Your threads could be fighting/waiting for Math.random() which is synchronized, you should create an instance of java.util.Random for each thread. Also in this case speedup with multiple threads will only happen if you have more than one core/cpu.
From the javadoc of Math.random():
This method is properly synchronized
to allow correct use by more than one
thread. However, if many threads need
to generate pseudorandom numbers at a
great rate, it may reduce contention
for each thread to have its own
pseudorandom-number generator.
Here is an alternate main method that uses the java.util.concurrency package instead of manually managing the threads and waiting for them to finish.

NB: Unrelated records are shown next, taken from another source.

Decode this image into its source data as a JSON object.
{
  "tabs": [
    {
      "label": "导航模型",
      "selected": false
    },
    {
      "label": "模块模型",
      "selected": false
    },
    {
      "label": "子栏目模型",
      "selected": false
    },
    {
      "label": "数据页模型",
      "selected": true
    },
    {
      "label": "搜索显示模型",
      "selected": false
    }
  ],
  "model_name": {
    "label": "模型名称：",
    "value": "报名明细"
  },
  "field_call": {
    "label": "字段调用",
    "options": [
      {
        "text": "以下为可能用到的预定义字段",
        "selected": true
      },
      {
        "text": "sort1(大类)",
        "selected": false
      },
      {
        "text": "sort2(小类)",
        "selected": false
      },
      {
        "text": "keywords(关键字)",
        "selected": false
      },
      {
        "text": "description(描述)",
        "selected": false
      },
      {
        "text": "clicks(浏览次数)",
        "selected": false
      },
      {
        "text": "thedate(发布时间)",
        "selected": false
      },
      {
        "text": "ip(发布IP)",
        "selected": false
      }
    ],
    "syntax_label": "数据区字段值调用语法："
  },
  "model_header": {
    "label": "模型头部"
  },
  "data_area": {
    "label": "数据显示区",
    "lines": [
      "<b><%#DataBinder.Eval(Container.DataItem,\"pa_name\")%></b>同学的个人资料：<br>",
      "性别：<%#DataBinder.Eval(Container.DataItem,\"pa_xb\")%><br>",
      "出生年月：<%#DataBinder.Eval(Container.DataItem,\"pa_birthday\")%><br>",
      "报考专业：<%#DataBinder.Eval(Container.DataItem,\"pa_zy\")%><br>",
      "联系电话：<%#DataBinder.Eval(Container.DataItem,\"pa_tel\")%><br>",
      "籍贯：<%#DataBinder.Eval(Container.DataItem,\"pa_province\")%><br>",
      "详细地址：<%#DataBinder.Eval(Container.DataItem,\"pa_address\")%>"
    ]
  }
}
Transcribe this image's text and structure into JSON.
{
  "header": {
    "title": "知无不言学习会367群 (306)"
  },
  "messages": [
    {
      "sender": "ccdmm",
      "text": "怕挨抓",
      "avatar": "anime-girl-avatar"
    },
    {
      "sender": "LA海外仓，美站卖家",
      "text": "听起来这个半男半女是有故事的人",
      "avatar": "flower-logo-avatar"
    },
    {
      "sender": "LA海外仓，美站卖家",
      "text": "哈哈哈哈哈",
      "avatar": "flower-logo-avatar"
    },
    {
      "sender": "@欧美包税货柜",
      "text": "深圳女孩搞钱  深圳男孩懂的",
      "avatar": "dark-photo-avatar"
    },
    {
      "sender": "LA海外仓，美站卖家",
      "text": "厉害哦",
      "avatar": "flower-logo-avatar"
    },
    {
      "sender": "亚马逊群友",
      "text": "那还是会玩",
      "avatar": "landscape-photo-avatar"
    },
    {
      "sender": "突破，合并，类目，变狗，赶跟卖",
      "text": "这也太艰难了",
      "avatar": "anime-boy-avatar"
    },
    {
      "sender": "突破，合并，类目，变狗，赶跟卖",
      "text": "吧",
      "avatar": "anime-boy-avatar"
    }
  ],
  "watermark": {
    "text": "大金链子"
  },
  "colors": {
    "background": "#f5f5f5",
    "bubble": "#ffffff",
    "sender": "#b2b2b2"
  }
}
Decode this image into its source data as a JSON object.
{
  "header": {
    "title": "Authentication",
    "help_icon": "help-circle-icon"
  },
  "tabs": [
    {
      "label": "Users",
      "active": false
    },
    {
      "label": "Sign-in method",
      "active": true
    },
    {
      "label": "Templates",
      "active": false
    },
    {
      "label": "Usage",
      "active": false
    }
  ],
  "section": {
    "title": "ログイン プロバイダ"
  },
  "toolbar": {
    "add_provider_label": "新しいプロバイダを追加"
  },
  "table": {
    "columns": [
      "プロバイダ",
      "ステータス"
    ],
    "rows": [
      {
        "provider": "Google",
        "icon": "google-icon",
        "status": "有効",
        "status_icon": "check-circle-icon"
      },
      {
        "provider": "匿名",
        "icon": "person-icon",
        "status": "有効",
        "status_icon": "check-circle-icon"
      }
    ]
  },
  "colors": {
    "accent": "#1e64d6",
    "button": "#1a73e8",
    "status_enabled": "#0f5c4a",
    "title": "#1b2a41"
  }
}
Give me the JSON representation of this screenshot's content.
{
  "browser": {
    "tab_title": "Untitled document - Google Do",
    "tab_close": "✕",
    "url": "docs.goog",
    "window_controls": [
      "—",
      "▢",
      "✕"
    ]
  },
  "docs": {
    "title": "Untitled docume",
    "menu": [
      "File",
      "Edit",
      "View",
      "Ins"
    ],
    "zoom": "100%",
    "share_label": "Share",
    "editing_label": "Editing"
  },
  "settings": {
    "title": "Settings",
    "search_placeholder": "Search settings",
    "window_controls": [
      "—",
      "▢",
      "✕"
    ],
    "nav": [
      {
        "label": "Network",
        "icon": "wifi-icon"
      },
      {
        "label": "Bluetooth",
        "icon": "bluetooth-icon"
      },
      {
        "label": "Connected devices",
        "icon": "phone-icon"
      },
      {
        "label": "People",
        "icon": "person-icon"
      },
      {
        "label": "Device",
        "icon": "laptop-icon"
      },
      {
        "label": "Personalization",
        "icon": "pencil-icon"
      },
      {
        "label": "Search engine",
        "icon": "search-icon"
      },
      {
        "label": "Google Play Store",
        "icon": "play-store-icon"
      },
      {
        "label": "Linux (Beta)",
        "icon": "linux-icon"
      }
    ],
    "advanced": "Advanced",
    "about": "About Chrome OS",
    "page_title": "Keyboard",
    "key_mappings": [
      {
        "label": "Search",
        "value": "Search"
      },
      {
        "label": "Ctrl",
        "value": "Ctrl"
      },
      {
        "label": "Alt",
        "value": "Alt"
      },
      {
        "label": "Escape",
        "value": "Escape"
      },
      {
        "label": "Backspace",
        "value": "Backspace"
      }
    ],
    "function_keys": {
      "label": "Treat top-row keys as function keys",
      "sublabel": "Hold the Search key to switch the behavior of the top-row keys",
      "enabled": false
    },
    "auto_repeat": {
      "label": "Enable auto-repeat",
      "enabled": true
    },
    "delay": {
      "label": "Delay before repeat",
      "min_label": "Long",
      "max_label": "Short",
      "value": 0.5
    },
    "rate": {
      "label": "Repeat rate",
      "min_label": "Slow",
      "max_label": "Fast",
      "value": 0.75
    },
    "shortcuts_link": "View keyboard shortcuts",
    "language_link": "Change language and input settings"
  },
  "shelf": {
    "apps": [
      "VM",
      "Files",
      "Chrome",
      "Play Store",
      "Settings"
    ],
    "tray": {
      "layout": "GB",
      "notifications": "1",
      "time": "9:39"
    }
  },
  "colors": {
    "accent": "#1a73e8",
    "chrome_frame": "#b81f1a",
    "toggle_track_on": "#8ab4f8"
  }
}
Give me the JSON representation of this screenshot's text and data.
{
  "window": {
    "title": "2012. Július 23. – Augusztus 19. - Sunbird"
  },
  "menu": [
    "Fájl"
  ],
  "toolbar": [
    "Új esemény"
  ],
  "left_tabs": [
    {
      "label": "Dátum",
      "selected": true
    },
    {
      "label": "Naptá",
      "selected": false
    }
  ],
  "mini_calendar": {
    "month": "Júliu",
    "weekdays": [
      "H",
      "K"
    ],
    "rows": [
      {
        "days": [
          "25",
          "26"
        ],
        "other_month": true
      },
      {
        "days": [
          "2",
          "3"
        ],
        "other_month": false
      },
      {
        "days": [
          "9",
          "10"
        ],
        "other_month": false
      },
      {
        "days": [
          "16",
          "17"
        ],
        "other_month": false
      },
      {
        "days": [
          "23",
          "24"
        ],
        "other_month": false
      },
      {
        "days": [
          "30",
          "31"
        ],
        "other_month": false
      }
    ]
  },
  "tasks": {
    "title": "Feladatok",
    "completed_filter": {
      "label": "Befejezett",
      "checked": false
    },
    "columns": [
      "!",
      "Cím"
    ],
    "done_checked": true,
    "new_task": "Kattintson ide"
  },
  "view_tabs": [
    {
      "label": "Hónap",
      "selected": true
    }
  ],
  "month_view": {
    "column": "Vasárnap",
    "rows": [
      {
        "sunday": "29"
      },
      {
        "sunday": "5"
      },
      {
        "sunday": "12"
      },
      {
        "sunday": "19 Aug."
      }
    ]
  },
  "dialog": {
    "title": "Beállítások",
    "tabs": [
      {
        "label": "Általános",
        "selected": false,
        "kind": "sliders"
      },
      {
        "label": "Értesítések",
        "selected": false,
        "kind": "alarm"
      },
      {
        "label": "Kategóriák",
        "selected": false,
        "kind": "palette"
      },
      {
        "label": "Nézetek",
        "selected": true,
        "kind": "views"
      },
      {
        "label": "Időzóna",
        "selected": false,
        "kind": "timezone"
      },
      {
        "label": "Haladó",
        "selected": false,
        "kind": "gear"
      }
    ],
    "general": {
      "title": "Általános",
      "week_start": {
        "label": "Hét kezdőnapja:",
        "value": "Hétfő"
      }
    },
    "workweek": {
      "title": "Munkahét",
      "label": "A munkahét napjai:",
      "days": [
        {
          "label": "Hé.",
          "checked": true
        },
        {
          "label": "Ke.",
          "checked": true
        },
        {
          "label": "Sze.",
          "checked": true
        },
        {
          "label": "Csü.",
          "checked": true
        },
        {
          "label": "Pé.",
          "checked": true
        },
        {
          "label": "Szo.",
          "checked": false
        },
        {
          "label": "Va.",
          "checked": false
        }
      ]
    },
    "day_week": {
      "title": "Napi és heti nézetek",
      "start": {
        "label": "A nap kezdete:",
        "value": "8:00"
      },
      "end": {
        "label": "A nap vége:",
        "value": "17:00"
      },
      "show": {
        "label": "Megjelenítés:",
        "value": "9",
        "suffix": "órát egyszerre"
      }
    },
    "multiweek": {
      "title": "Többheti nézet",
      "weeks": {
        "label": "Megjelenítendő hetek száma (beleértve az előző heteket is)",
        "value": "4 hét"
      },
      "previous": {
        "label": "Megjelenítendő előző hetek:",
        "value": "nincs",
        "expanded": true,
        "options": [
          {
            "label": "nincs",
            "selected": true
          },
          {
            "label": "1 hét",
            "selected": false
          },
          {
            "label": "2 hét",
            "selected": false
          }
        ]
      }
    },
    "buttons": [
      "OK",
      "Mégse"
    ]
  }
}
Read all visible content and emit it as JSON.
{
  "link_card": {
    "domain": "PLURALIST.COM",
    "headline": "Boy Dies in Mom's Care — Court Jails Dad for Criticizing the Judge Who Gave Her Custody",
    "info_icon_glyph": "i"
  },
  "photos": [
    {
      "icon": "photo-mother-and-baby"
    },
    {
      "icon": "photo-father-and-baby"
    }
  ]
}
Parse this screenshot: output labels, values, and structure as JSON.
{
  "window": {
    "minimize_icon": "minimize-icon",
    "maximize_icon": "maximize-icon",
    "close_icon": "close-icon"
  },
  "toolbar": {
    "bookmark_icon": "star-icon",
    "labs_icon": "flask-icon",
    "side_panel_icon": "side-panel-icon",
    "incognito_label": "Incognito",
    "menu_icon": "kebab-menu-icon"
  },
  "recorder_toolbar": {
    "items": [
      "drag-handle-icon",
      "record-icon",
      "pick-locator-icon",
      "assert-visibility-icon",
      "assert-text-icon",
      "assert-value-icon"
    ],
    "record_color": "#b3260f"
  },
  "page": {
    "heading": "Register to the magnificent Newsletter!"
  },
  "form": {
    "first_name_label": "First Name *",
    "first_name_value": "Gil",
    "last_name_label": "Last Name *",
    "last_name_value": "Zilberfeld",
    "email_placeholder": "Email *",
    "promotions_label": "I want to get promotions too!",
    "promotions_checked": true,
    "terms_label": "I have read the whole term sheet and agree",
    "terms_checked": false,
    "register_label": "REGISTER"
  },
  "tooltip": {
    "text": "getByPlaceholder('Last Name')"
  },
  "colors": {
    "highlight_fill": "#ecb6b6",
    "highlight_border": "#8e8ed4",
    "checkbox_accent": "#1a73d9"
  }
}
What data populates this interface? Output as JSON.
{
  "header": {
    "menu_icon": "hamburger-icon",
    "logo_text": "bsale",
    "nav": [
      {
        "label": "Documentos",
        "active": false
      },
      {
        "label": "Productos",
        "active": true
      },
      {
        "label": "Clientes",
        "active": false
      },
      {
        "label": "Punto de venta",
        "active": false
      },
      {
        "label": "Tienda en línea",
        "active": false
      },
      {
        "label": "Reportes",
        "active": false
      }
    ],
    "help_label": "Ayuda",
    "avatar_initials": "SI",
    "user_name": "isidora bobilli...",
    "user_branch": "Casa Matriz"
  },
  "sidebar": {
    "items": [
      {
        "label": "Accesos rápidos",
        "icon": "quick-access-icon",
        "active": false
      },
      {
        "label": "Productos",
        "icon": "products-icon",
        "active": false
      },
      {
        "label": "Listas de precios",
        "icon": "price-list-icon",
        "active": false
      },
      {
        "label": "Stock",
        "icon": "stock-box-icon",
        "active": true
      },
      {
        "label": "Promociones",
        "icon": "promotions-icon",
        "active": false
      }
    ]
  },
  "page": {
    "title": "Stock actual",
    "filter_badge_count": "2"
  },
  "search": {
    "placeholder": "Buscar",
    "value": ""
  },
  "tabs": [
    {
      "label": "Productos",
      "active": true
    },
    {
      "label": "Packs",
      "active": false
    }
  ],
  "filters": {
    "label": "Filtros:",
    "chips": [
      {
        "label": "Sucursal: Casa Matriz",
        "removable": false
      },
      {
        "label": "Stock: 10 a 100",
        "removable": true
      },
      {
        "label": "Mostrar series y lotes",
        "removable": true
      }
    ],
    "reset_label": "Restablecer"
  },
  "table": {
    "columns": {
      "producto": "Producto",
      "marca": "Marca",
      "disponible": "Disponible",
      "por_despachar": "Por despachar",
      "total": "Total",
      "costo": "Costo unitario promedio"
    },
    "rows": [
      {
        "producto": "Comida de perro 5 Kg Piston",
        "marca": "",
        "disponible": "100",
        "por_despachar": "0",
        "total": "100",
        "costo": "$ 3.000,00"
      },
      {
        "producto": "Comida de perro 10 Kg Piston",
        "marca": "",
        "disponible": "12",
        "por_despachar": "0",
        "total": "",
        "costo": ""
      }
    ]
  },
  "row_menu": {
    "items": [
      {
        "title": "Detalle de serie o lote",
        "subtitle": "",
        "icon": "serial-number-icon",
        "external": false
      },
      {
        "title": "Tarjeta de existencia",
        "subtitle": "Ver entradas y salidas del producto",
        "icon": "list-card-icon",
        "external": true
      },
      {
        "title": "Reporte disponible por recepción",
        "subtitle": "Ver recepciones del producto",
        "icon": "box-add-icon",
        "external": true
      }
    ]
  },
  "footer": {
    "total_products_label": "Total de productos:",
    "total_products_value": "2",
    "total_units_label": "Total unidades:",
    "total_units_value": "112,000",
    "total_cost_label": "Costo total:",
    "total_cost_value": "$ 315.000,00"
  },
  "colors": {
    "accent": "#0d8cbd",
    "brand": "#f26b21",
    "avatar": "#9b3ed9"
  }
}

public static void main(final String[] args) throws InterruptedException
{
final int threadsCount = Runtime.getRuntime().availableProcessors();
final int size = 10000000;
boolean isQuiet = false;
final PiCalculator pi = new PiCalculator(size);
final ExecutorService es = Executors.newFixedThreadPool(threadsCount);
long time = -System.currentTimeMillis();
int i;
double s = 1.0 / threadsCount;
int p = size / threadsCount;
for (i = 0; i < threadsCount; i++)
{
es.submit(new PiRunnable(pi, s * i, s * (1.0 + i), p, isQuiet));
}
es.shutdown();
while (!es.isTerminated()) { /* do nothing waiting for threads to complete */ }
double myPi = 4.0 * pi.getPointsInCircle() / pi.getPointsInSquare();
System.out.println(myPi + " time = " + (System.currentTimeMillis() + time));
}
I also changed the Math.random() to use local instances of Random for each Runnable.
final private Random rnd;
...
x = this.rnd.nextDouble() * (maxX - minX) + minX;
y = this.rnd.nextDouble();
this is the new output I get ...
3.1419284 time = 235
I think you could probably drop the time some more using Futures and not having to synchronized so much on the PiCalculator.